Когда с проходом было покончено, он сел на коня и начал показывать ей, как загонять овец.
— Все будет довольно просто. Новый управляющий Фергюсона должен был перегнать их еще несколько дней назад, травы почти не осталось. Как только первые овцы пройдут за ограду и увидят свежую траву, остальные последуют за ними.
Несмотря на отсутствие опыта, Эмили с жаром взялась за дело. Делать Фергюсону гадость оказалось весьма приятно, хотя Малкольм затеял это лишь для того, чтобы ее соблазнить. Если бы она думала, что потеря овец расстроит Фергюсона — или, что куда важнее, Мадлен, — она испытала бы чувство вины. Но владения Ротвелов богатством на юге могли соперничать со всем мятежным Девонширом — и потеря трех десятков овец их точно не разорит.

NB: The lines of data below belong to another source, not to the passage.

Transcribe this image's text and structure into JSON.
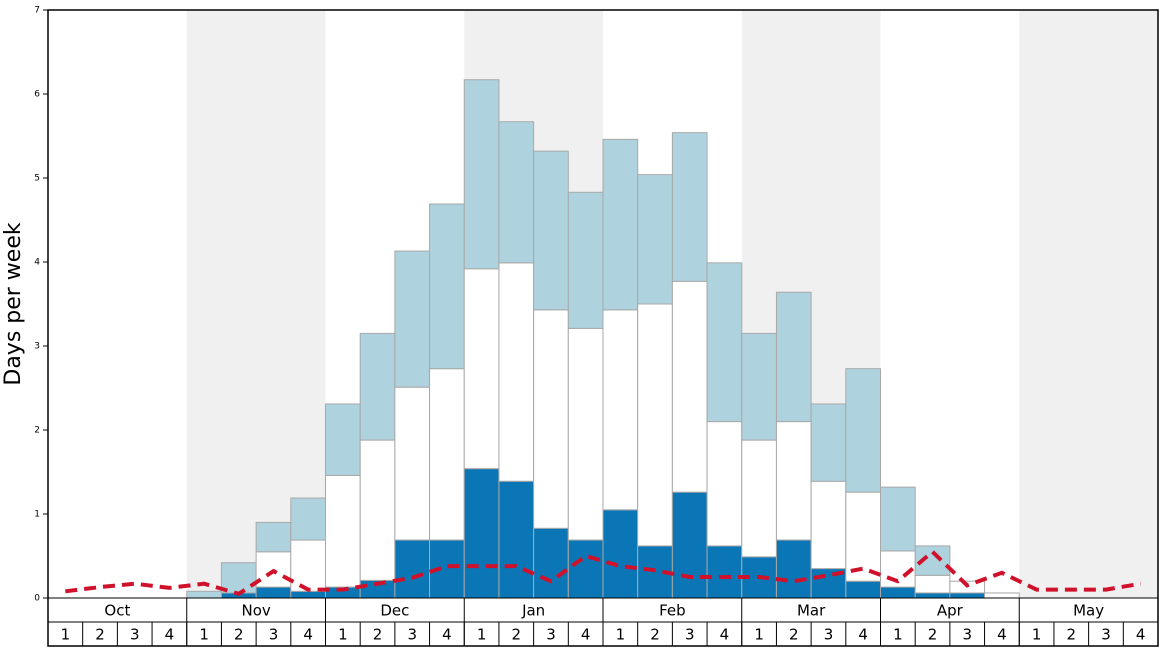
{
  "chart_data": {
    "type": "bar",
    "stacked": true,
    "y_label": "Days per week",
    "ylim": [
      0,
      7
    ],
    "yticks": [
      0,
      1,
      2,
      3,
      4,
      5,
      6,
      7
    ],
    "months": [
      "Oct",
      "Nov",
      "Dec",
      "Jan",
      "Feb",
      "Mar",
      "Apr",
      "May"
    ],
    "categories": [
      "1",
      "2",
      "3",
      "4",
      "1",
      "2",
      "3",
      "4",
      "1",
      "2",
      "3",
      "4",
      "1",
      "2",
      "3",
      "4",
      "1",
      "2",
      "3",
      "4",
      "1",
      "2",
      "3",
      "4",
      "1",
      "2",
      "3",
      "4",
      "1",
      "2",
      "3",
      "4"
    ],
    "series": [
      {
        "color": "#0a76b6",
        "values": [
          0,
          0,
          0,
          0,
          0,
          0.06,
          0.13,
          0.08,
          0.13,
          0.21,
          0.69,
          0.69,
          1.54,
          1.39,
          0.83,
          0.69,
          1.05,
          0.62,
          1.26,
          0.62,
          0.49,
          0.69,
          0.35,
          0.2,
          0.13,
          0.06,
          0.06,
          0,
          0,
          0,
          0,
          0
        ]
      },
      {
        "color": "#ffffff",
        "values": [
          0,
          0,
          0,
          0,
          0,
          0,
          0.42,
          0.61,
          1.33,
          1.67,
          1.82,
          2.04,
          2.38,
          2.6,
          2.6,
          2.52,
          2.38,
          2.88,
          2.51,
          1.48,
          1.39,
          1.41,
          1.04,
          1.06,
          0.43,
          0.21,
          0.14,
          0.06,
          0,
          0,
          0,
          0
        ]
      },
      {
        "color": "#aed3df",
        "values": [
          0,
          0,
          0,
          0,
          0.08,
          0.36,
          0.35,
          0.5,
          0.85,
          1.27,
          1.62,
          1.96,
          2.25,
          1.68,
          1.89,
          1.62,
          2.03,
          1.54,
          1.77,
          1.89,
          1.27,
          1.54,
          0.92,
          1.47,
          0.76,
          0.35,
          0,
          0,
          0,
          0,
          0,
          0
        ]
      }
    ],
    "line": {
      "color": "#d0112b",
      "dashed": true,
      "values": [
        0.08,
        0.13,
        0.17,
        0.12,
        0.17,
        0.05,
        0.32,
        0.1,
        0.1,
        0.17,
        0.24,
        0.38,
        0.38,
        0.38,
        0.2,
        0.5,
        0.38,
        0.33,
        0.25,
        0.25,
        0.25,
        0.2,
        0.27,
        0.35,
        0.2,
        0.55,
        0.15,
        0.3,
        0.1,
        0.1,
        0.1,
        0.17
      ]
    }
  }
}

С немногочисленными подсказками Малкольма они быстро погнали отару к проему в стене. Это оказалось сложнее, чем он говорил, отчасти потому, что Эмили сидела в седле по-дамски, боком и ярды юбок для верховой езды были довольно тяжелыми. Но было что-то пьянящее в том, чтобы на свободе, под ночным небом заниматься делами, которых не предполагало ее идеальное воспитание.
Когда последняя овца пробралась за ограду, Малкольм начал возвращать камни забора на место. Эмили не требовались часы, чтобы понять, что на перегон отары ушло не более тридцати минут. В замок они вернутся еще до полуночи. И что, он просто пожелает ей спокойной ночи? Или продолжит свою кампанию по взлому ее защиты?

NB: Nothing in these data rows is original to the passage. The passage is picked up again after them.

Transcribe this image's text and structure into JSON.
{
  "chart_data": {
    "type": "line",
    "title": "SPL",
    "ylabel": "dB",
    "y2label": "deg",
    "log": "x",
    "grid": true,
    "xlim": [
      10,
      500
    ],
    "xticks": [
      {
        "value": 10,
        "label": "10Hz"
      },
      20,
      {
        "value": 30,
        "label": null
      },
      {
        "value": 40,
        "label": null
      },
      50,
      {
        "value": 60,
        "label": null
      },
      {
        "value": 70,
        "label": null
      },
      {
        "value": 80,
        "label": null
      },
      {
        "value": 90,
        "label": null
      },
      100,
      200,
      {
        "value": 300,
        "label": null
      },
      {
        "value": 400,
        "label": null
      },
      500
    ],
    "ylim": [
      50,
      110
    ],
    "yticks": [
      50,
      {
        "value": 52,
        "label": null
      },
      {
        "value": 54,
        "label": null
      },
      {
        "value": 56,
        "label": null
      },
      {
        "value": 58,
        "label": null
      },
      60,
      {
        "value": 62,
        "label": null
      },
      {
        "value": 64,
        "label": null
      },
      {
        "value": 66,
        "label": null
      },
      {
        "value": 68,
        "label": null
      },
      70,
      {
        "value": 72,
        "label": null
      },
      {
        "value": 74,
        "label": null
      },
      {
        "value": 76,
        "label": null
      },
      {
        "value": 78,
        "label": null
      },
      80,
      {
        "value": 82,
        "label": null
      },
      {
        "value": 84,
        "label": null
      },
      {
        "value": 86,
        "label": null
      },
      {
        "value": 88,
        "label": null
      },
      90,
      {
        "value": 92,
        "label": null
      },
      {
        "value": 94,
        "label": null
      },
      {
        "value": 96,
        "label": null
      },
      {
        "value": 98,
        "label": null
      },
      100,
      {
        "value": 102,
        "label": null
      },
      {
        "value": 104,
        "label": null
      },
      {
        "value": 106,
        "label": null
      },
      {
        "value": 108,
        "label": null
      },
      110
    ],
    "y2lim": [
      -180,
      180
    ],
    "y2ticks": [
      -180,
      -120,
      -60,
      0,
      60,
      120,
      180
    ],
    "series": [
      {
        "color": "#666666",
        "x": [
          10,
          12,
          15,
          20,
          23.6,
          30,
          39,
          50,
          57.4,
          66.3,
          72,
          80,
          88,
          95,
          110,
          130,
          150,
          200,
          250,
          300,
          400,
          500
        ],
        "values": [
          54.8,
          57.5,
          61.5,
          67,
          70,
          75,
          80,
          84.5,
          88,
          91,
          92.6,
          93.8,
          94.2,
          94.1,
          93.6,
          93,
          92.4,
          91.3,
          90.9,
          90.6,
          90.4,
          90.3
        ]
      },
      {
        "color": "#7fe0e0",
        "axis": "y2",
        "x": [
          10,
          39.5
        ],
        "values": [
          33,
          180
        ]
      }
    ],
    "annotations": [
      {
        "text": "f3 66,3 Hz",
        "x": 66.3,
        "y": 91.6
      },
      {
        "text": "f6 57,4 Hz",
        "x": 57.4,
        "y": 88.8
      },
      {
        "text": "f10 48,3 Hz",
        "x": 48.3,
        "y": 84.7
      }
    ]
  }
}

Закончив со второй секцией ограды, он посмотрел на нее с земли.
— Ну что, я оскорбил твои тонкие чувства? Или тебе понравилось?
— Ты прекрасно знаешь, что мне понравилось, — отозвалась она. — Спасибо, Малкольм. Наша единственная ночь оказалась чудесной.
Если она и была разочарована, что они крали овец, вместо того чтобы целоваться, то спрятала это разочарование так хорошо, что сама почти поверила своим словам.
Но Малкольм не закончил.
— У нас еще несколько часов темноты, дорогая. И я собираюсь использовать каждый миг, который ты согласилась со мной провести.